Une course autour du monde en miniature, mais un défi immense
L’idée paraissait presque irréaliste lorsqu’elle a été lancée en 2020. Faire le tour du monde en solitaire sur des ALMA Globe 580, des voiliers monotypes en bois de 5,80 m construits par leurs propriétaires, relevait pour beaucoup de la folie. C’est pourtant bien ce pari qui s’est transformé en réalité. Le 23 septembre 2025, 15 marins, 13 hommes et 2 femmes, représentant 8 pays, ont quitté la National Sailing Academy d’Antigua avec un objectif aussi simple dans sa formulation que redoutable dans son exécution : boucler un tour du monde en solitaire sur ces très petites unités. Treize mois plus tard, les premiers retours à Antigua donnent à cette aventure une portée historique.
Le 7 mars 2026, le Suisse Renaud Stitelmann, à bord de Capucinette, a coupé la ligne d’arrivée et inscrit son nom au sommet de cette première édition. Sa performance fixe le tout premier temps de référence de cette course autour du monde hors norme. Derrière lui, Dan Turner, Keri Harris, Pilar Pasanau, Adam Waugh et Jakub Ziemkiewicz ont à leur tour validé un exploit que beaucoup jugeaient impossible il y a encore peu.
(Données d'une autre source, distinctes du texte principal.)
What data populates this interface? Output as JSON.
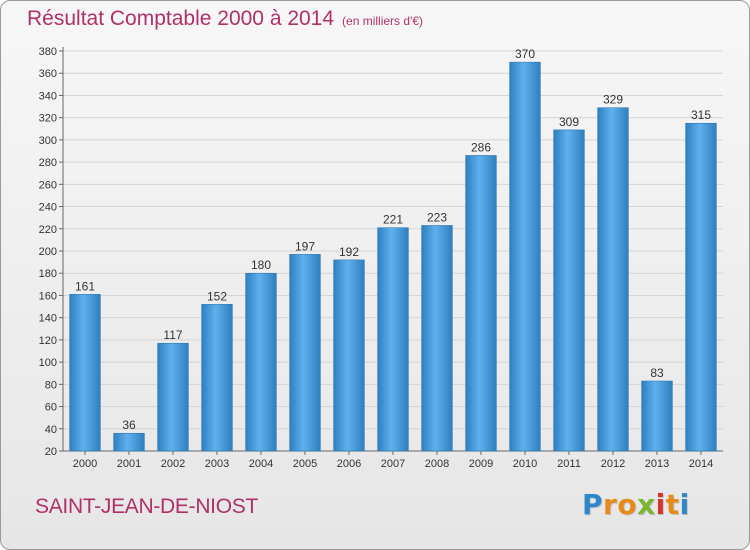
{
  "chart_data": {
    "type": "bar",
    "title": "Résultat Comptable 2000 à 2014",
    "subtitle": "(en milliers d'€)",
    "categories": [
      "2000",
      "2001",
      "2002",
      "2003",
      "2004",
      "2005",
      "2006",
      "2007",
      "2008",
      "2009",
      "2010",
      "2011",
      "2012",
      "2013",
      "2014"
    ],
    "values": [
      161,
      36,
      117,
      152,
      180,
      197,
      192,
      221,
      223,
      286,
      370,
      309,
      329,
      83,
      315
    ],
    "ylim": [
      20,
      380
    ],
    "yticks": [
      20,
      40,
      60,
      80,
      100,
      120,
      140,
      160,
      180,
      200,
      220,
      240,
      260,
      280,
      300,
      320,
      340,
      360,
      380
    ],
    "grid": true,
    "bar_color": "#3f95d8"
  },
  "footer": {
    "commune": "SAINT-JEAN-DE-NIOST",
    "logo_letters": [
      "P",
      "r",
      "o",
      "x",
      "i",
      "t",
      "i"
    ],
    "logo_colors": [
      "#2f86c8",
      "#e88a1a",
      "#e88a1a",
      "#7bb530",
      "#d8322f",
      "#e88a1a",
      "#2f86c8"
    ]
  }
}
Renaud Stitelmann, premier vainqueur d’une course déjà culte
Dans une course inaugurale, le premier vainqueur entre forcément dans l’histoire. Mais le succès de Renaud Stitelmann dépasse le simple cadre d’un classement. Le skipper suisse a remporté chaque étape de la course et boucle son tour du monde en 180 jours, 11 heures, 25 minutes et 57 secondes de navigation cumulée. Une performance remarquable, surtout sur un bateau de cette taille, avec une vitesse moyenne de 5,54 nœuds, soit 133 milles par jour à travers tous les océans et toutes les conditions. Au total, il est revenu à Antigua 377 jours après le départ, après avoir fait escale dans 15 ports de 13 pays. Plus qu’une victoire, c’est une démonstration de régularité, d’endurance et de maîtrise sur un support minuscule pour un programme gigantesque.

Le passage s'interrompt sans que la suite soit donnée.